State agencies, including the highway patrol, wouldn’t be publishing information for the public in their HTML code if they thought that website HTML code was private and confidential, Sableman said.
“All due respect to the governor, he has absolutely totally mistaken when he calls looking at HTML code hacking,” Sableman said. “It is not.”
Anyone anywhere could have gained the same access, Whitehouse said.
“He didn’t break into the system, he accessed data that was already there,” she said.
Whitehouse said people usually think about journalists being subpoenaed because they gain access to information the government wants. Then, they might be held in contempt because they refuse to give a source.
“That a journalist would be accused of this, that anyone would be accused of this, this is anyone being accused of using data the government made available is ridiculous because the journalist is being punished, in this case, because the journalists embarrassed the governor,” Whitehouse said. “It is unacceptable.”

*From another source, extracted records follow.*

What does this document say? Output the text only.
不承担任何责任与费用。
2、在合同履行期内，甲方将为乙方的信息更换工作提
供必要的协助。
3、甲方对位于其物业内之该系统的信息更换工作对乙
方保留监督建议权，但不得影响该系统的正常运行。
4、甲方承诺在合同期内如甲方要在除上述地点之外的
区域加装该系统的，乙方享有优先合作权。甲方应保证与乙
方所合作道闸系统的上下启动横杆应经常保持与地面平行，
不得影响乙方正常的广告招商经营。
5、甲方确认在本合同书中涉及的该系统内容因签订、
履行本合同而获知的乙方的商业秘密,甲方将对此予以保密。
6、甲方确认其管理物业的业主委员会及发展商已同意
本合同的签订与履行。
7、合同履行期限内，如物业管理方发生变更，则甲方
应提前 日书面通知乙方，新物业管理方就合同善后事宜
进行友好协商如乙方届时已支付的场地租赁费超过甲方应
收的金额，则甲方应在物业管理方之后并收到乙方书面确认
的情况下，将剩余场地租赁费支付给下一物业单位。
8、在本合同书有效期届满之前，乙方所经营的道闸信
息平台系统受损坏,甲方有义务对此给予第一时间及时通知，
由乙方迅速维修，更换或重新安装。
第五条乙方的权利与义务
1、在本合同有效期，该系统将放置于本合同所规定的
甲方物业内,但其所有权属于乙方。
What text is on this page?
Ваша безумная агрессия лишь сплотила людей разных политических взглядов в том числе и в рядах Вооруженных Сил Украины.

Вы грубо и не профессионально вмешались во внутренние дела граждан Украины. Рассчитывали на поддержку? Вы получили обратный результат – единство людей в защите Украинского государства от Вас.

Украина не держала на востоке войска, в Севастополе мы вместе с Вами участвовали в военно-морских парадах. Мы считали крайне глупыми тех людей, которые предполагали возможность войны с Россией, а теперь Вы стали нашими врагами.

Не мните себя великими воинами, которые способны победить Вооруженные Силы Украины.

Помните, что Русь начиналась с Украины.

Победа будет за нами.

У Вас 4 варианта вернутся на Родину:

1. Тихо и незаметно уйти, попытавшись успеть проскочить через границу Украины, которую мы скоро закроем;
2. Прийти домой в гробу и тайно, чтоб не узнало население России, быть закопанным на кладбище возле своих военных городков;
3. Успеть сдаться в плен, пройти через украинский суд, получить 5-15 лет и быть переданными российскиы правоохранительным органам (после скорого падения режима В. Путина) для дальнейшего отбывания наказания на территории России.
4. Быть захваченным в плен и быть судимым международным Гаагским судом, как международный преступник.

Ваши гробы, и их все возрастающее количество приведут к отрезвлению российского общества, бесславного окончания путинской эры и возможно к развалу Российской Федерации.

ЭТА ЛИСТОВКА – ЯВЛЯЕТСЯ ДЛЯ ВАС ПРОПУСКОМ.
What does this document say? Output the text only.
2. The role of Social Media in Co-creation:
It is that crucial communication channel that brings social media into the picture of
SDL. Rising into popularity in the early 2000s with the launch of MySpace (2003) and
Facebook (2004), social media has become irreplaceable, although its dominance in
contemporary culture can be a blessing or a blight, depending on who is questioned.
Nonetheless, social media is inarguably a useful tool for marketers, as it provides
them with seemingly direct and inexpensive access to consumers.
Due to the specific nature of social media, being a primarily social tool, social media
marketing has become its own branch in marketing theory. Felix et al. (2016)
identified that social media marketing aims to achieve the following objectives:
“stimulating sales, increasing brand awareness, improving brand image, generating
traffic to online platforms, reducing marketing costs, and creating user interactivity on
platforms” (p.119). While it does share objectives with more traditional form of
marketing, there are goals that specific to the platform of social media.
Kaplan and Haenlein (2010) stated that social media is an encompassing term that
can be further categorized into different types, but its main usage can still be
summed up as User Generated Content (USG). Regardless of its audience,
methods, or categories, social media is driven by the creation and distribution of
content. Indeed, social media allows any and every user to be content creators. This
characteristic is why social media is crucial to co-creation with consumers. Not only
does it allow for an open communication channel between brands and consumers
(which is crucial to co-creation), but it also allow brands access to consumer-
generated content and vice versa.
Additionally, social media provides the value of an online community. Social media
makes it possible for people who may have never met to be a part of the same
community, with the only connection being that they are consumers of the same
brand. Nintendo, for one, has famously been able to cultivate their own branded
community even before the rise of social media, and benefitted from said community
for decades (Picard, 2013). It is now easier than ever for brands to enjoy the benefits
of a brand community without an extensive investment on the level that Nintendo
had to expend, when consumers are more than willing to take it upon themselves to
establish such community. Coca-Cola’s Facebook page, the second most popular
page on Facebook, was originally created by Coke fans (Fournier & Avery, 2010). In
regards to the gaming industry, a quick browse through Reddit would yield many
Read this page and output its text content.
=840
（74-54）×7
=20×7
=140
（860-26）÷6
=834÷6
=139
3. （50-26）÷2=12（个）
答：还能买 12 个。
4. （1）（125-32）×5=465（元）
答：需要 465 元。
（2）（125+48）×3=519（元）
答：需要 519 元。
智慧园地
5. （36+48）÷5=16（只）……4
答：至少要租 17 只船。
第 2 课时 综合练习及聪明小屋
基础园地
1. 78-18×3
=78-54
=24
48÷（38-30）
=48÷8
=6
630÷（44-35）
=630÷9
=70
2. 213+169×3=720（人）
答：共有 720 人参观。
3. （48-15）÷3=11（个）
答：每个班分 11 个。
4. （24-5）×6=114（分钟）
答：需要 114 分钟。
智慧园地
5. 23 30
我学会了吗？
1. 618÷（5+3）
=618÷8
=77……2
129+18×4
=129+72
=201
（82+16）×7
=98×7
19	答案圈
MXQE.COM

She said it is a bizarre claim.
“It is hard to say what it means for journalism as a whole,” Whitehouse said. “It is a governor who feels like he can lash out at someone who has embarrassed him. In a way, yes it is certainly a part of an anti-media climate, but at this point it is a direct response of saying: ‘hey, I don’t like the way you made me look, so I’m going to throw a criminal action against you.’ There is nothing valid in this. It is such a convoluted situation, that it is hard to see what the ramifications might be.”